One group entered a nearby office building, where they left a grenade in the lobby, a private security professional present during the attack told Reuters. Then they shot into elevators and offices as they searched for victims up to the sixth floor.
The other group raked the restaurant with gunfire. Eventually, the militants were holed up on or near the top floor of the hotel, taking pot-shots at those fleeing, he said.
Sixteen Kenyans – including a policeman – an American 9/11 survivor, and a British development worker were among the casualties, police Chief Joseph Boinnet said.
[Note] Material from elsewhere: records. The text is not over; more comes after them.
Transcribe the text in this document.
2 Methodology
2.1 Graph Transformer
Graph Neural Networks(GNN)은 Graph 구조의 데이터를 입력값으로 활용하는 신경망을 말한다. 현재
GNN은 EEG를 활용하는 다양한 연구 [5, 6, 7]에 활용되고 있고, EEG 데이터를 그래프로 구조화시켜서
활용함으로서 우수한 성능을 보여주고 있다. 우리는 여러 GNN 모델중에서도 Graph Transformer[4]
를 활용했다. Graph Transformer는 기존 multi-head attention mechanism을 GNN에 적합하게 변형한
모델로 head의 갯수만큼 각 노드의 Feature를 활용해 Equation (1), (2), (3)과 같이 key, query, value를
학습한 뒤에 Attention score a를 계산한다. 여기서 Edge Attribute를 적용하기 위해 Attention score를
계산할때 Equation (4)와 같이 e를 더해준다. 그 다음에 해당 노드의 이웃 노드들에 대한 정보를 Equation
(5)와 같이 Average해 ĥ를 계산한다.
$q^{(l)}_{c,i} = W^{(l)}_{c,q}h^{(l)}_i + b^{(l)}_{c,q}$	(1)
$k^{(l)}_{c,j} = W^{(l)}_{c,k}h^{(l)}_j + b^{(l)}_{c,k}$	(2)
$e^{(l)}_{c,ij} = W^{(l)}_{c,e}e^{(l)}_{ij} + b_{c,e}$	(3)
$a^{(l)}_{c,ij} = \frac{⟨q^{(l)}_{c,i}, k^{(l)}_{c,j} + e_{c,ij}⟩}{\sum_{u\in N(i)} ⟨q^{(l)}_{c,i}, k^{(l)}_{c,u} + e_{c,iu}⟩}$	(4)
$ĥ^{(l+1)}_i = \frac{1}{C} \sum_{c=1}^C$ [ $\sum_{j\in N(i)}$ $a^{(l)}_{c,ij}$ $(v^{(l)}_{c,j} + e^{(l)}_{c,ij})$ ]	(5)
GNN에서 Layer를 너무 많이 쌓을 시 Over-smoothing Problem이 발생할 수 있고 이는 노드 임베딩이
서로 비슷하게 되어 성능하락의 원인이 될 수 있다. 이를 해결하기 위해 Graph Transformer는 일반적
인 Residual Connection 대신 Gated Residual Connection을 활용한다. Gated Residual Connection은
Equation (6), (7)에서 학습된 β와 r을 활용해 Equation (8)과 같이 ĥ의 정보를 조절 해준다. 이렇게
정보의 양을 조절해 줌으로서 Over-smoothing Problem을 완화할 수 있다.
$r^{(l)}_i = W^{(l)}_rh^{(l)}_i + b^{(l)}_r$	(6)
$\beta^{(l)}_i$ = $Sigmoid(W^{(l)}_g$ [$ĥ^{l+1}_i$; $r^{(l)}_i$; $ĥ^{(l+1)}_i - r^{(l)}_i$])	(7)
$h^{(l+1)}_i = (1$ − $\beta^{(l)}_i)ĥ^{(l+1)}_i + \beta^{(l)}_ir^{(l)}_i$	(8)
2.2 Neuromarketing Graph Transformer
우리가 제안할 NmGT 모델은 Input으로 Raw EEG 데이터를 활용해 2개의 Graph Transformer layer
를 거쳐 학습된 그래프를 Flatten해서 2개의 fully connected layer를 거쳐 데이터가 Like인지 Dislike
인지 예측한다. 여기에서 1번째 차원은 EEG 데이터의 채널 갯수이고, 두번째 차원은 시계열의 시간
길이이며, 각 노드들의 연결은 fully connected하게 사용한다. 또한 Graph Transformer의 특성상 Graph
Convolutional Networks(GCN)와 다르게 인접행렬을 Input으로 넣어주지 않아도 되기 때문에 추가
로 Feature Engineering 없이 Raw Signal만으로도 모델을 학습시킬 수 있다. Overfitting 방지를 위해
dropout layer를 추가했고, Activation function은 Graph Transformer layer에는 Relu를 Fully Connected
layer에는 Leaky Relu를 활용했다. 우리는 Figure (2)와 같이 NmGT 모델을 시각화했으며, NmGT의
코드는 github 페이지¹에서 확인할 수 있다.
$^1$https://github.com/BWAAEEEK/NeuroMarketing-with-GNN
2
Three more victims were of African origin but their nationality was unknown, he added.
Some victims had been dining in the Secret Garden restaurant and lay slumped at blood-stained tables, video seen by Reuters showed.
In its two-page statement claiming responsibility, al-Shabaab said: “This operation... (was) a response to the witless remarks of US president, Donald Trump, and his declaration.”
Asked about the group’s claim, a White House National Security Council spokesman said in a statement: “This senseless act is a stark reminder of why the United States remains resolved in our fight to defeat radical Islamist terrorism.”
Air strikes against the group have intensified under Trump, but Tuesday’s attack showed that the insurgents retain the ability to strike outside Somalia’s borders.
Neighbouring Kenya, a hub for multinationals and the United Nations, became a frequent target for al-Shabaab after Kenya sent troops into Somalia in 2011 to try to create a buffer zone along its long, porous border.
The dusitD2 complex is home to offices of international companies including Colgate Palmolive, Reckitt Benckiser, Pernod Ricard, Dow Chemical and SAP, as well as the dusitD2 hotel, part of Thai group Dusit Thani.